The same agent is selling a 3ac site at Ballinapark, near Brittas Bay beach, for €150,000 without planning permission; there is also a modern holiday home on the market at Brittas Bay Village, a development of 34 three-bed houses, for €320,000, with a €2,400 annual service charge.

Greenfields, a substantial 1970s four/five-bed on 1.5ac at Magheramore, beside Blainroe golf course and a choice of beaches, and with stables and a hot tub, is a prospect for a family on the move. Dooley says there is already a lot of interest in the €725,000 house. In general, he notes interest from Irish people seeking to return from the UK and the United States, and says that although supply is very short he expects older people whose families have grown away from holiday homes to free up some equity.

Sonya O’Gorman of O’Gorman Properties in Greystones has active bidders on Sallymount Cottage, a three-bed, 115sq m cottage with a Hamptons-style interior that went on the market just two weeks ago, asking €450,000; interest is split between people looking for a holiday home and people who rent regularly and are seeking a permanent home in the area.

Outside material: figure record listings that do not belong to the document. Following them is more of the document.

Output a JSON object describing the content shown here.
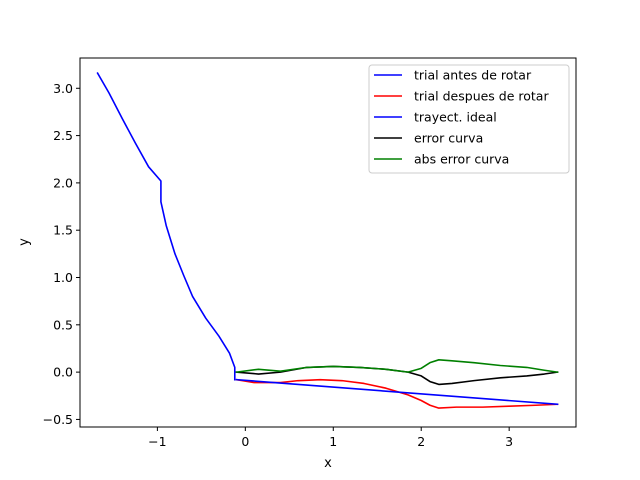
{
  "chart_data": {
    "type": "line",
    "title": "",
    "xlabel": "x",
    "ylabel": "y",
    "xlim": [
      -1.88,
      3.76
    ],
    "ylim": [
      -0.58,
      3.32
    ],
    "grid": false,
    "legend_position": "top-right",
    "x_ticks": [
      -1,
      0,
      1,
      2,
      3
    ],
    "x_tick_labels": [
      "−1",
      "0",
      "1",
      "2",
      "3"
    ],
    "y_ticks": [
      -0.5,
      0.0,
      0.5,
      1.0,
      1.5,
      2.0,
      2.5,
      3.0
    ],
    "y_tick_labels": [
      "−0.5",
      "0.0",
      "0.5",
      "1.0",
      "1.5",
      "2.0",
      "2.5",
      "3.0"
    ],
    "series": [
      {
        "name": "trial antes de rotar",
        "color": "#0000ff",
        "points": [
          [
            -1.68,
            3.16
          ],
          [
            -1.55,
            2.95
          ],
          [
            -1.4,
            2.68
          ],
          [
            -1.25,
            2.42
          ],
          [
            -1.1,
            2.17
          ],
          [
            -0.96,
            2.02
          ],
          [
            -0.96,
            1.96
          ],
          [
            -0.96,
            1.8
          ],
          [
            -0.9,
            1.55
          ],
          [
            -0.8,
            1.25
          ],
          [
            -0.7,
            1.02
          ],
          [
            -0.6,
            0.8
          ],
          [
            -0.45,
            0.57
          ],
          [
            -0.3,
            0.38
          ],
          [
            -0.18,
            0.2
          ],
          [
            -0.12,
            0.05
          ],
          [
            -0.12,
            -0.08
          ]
        ]
      },
      {
        "name": "trial despues de rotar",
        "color": "#ff0000",
        "points": [
          [
            -0.1,
            -0.08
          ],
          [
            0.1,
            -0.11
          ],
          [
            0.4,
            -0.11
          ],
          [
            0.6,
            -0.09
          ],
          [
            0.85,
            -0.08
          ],
          [
            1.1,
            -0.09
          ],
          [
            1.35,
            -0.12
          ],
          [
            1.6,
            -0.17
          ],
          [
            1.85,
            -0.24
          ],
          [
            2.0,
            -0.3
          ],
          [
            2.1,
            -0.35
          ],
          [
            2.2,
            -0.38
          ],
          [
            2.4,
            -0.37
          ],
          [
            2.7,
            -0.37
          ],
          [
            3.0,
            -0.36
          ],
          [
            3.3,
            -0.35
          ],
          [
            3.55,
            -0.34
          ]
        ]
      },
      {
        "name": "trayect. ideal",
        "color": "#0000ff",
        "points": [
          [
            -0.1,
            -0.08
          ],
          [
            3.55,
            -0.34
          ]
        ]
      },
      {
        "name": "error curva",
        "color": "#000000",
        "points": [
          [
            -0.1,
            0.0
          ],
          [
            0.15,
            -0.02
          ],
          [
            0.4,
            0.0
          ],
          [
            0.7,
            0.05
          ],
          [
            1.0,
            0.06
          ],
          [
            1.3,
            0.05
          ],
          [
            1.6,
            0.03
          ],
          [
            1.85,
            0.0
          ],
          [
            2.0,
            -0.04
          ],
          [
            2.1,
            -0.1
          ],
          [
            2.2,
            -0.13
          ],
          [
            2.35,
            -0.12
          ],
          [
            2.6,
            -0.09
          ],
          [
            2.9,
            -0.06
          ],
          [
            3.2,
            -0.04
          ],
          [
            3.4,
            -0.02
          ],
          [
            3.55,
            0.0
          ]
        ]
      },
      {
        "name": "abs error curva",
        "color": "#008000",
        "points": [
          [
            -0.1,
            0.0
          ],
          [
            0.15,
            0.03
          ],
          [
            0.4,
            0.01
          ],
          [
            0.7,
            0.05
          ],
          [
            1.0,
            0.06
          ],
          [
            1.3,
            0.05
          ],
          [
            1.6,
            0.03
          ],
          [
            1.85,
            0.0
          ],
          [
            2.0,
            0.04
          ],
          [
            2.1,
            0.1
          ],
          [
            2.2,
            0.13
          ],
          [
            2.35,
            0.12
          ],
          [
            2.6,
            0.1
          ],
          [
            2.9,
            0.07
          ],
          [
            3.2,
            0.05
          ],
          [
            3.4,
            0.02
          ],
          [
            3.55,
            0.0
          ]
        ]
      }
    ]
  }
}
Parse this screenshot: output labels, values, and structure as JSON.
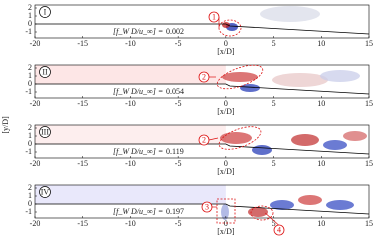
{
  "x_axis": {
    "label": "[x/D]",
    "ticks": [
      -20,
      -15,
      -10,
      -5,
      0,
      5,
      10,
      15
    ]
  },
  "y_axis": {
    "label": "[y/D]",
    "ticks": [
      -1,
      0,
      1,
      2
    ]
  },
  "panels": [
    {
      "label": "I",
      "frequency_label": "[f_W D/u_∞] =",
      "frequency": 0.002,
      "annotations": [
        "1"
      ]
    },
    {
      "label": "II",
      "frequency_label": "[f_W D/u_∞] =",
      "frequency": 0.054,
      "annotations": [
        "2"
      ]
    },
    {
      "label": "III",
      "frequency_label": "[f_W D/u_∞] =",
      "frequency": 0.119,
      "annotations": [
        "2"
      ]
    },
    {
      "label": "IV",
      "frequency_label": "[f_W D/u_∞] =",
      "frequency": 0.197,
      "annotations": [
        "3",
        "4"
      ]
    }
  ]
}
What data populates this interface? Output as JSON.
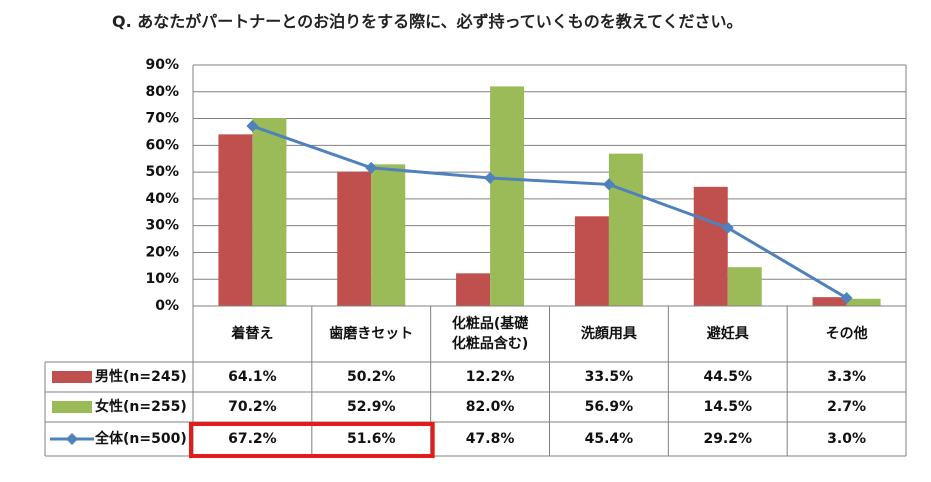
{
  "title": "Q. あなたがパートナーとのお泊りをする際に、必ず持っていくものを教えてください。",
  "colors": {
    "male": "#c0504d",
    "female": "#9bbb59",
    "total": "#4f81bd",
    "highlight": "#e31b1b",
    "grid": "#808080"
  },
  "chart_data": {
    "type": "bar",
    "title": "Q. あなたがパートナーとのお泊りをする際に、必ず持っていくものを教えてください。",
    "categories": [
      [
        "着替え"
      ],
      [
        "歯磨きセット"
      ],
      [
        "化粧品(基礎",
        "化粧品含む)"
      ],
      [
        "洗顔用具"
      ],
      [
        "避妊具"
      ],
      [
        "その他"
      ]
    ],
    "ylim": [
      0,
      90
    ],
    "yticks": [
      "0%",
      "10%",
      "20%",
      "30%",
      "40%",
      "50%",
      "60%",
      "70%",
      "80%",
      "90%"
    ],
    "grid": true,
    "series": [
      {
        "name": "男性(n=245)",
        "kind": "bar",
        "color": "#c0504d",
        "values": [
          64.1,
          50.2,
          12.2,
          33.5,
          44.5,
          3.3
        ],
        "labels": [
          "64.1%",
          "50.2%",
          "12.2%",
          "33.5%",
          "44.5%",
          "3.3%"
        ]
      },
      {
        "name": "女性(n=255)",
        "kind": "bar",
        "color": "#9bbb59",
        "values": [
          70.2,
          52.9,
          82.0,
          56.9,
          14.5,
          2.7
        ],
        "labels": [
          "70.2%",
          "52.9%",
          "82.0%",
          "56.9%",
          "14.5%",
          "2.7%"
        ]
      },
      {
        "name": "全体(n=500)",
        "kind": "line",
        "color": "#4f81bd",
        "values": [
          67.2,
          51.6,
          47.8,
          45.4,
          29.2,
          3.0
        ],
        "labels": [
          "67.2%",
          "51.6%",
          "47.8%",
          "45.4%",
          "29.2%",
          "3.0%"
        ]
      }
    ],
    "highlight": {
      "series": 2,
      "categories": [
        0,
        1
      ]
    }
  }
}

The mobile-home market is quiet, with only three or four of the 72 at Jack’s Hole Beach Resort changing hands last year, but those owners will be hoping to get more use out of their properties and their €5,000 annual maintenance fee if restrictions lift.

So pack your yoga pants and prepare your cockapoo yearling for plenty of sandplay; a flop-down outside the dog-friendly Bay cafe near Potter’s Point will make a pleasant change from doing laps of the local park with the other bored, ungroomed locals.